The exponential growth in slums across developing megacities is one of the most pervasive and pressing issues of the 21st century. The inability of infrastructure and services to keep pace with rapid urban migration is increasingly becoming the norm. Traditional mechanisms of surveying urban population, based on expensive and time-consuming censuses, or laborious ground-sampling are not scalable or often too late for pre-emptive action. This study proposes a scalable approach to predicting urban dynamics at sub-city scales by marrying Machine Learning (ML) with multi-spectral satellite data to predict intra-urban migration patterns and likely new slum development or expansion.

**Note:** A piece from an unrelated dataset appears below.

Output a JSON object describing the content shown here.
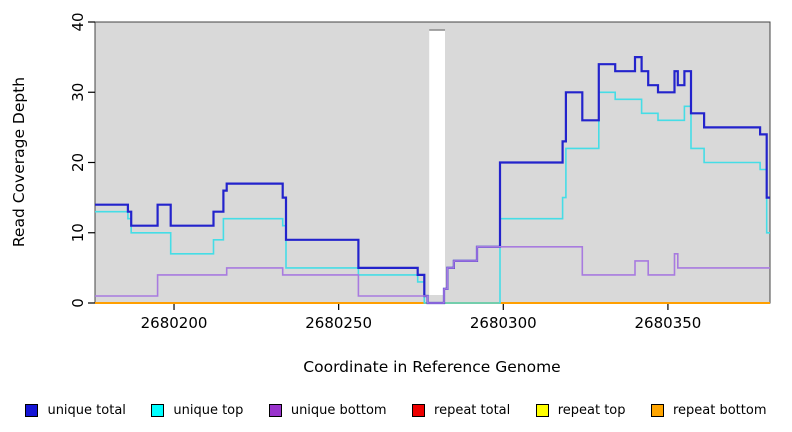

Our approach utilizes high-resolution multi-temporal satellite imagery data (Sentinel-2, Landsat) and high-resolution commercial imagery (Maxar, Planet Labs) in a two-pronged analysis. Initially, we will conduct a computer vision-driven semantic segmentation of the urban environment using Convolutional Neural Networks (CNNs) to identify and map current slum areas based on a composite of visual features such as building density, roof types, road network patterns, and lack of vegetation cover. Following this, we will engineer a comprehensive spatiotemporal dataset, extracting a host of time-variant and invariant features, including:
● Physical Indicators: Night-time light intensity, land surface temperature anomalies, vegetation index (NDVI), and built-up density (NDBI).
● Accessibility Metrics: Distance to employment centers, transport infrastructure, and existing slums.
● Socio-economic Proxies: Employment density, environmental risk factors, and land value.
The resulting dataset will train and test predictive ML models, framed as a classification problem (predicting high-risk pixels or zones for transition to slums) and a regression problem (estimating the rate of informal settlement densification). Ensemble methods (Random Forest, Gradient Boosting Machines like XGBoost), and sequence models (Recurrent Neural Networks like LSTMs) will be evaluated to capture the complex, non-linear precursors to slum formation. Training will involve historical data from a rapidly urbanizing city, teaching the model the signature of urban change that led to slum developments, and then tested on temporal and spatial data that is held out.
The ultimate deliverable of this work is a dynamic, high-resolution risk map of potential sites for future slum development. This forward-looking approach is a paradigm shift in slum and urban risk governance from a reactive to a pre-emptive framework. The results of this study will arm urban planners, policy makers and humanitarian organizations with an early-warning signal to target infrastructure investment and land-use zoning before expansion occurs, and to pre-emptively provide urban services such as water, sanitation, and housing, helping to steer urban growth towards a more sustainable, resilient and inclusive future.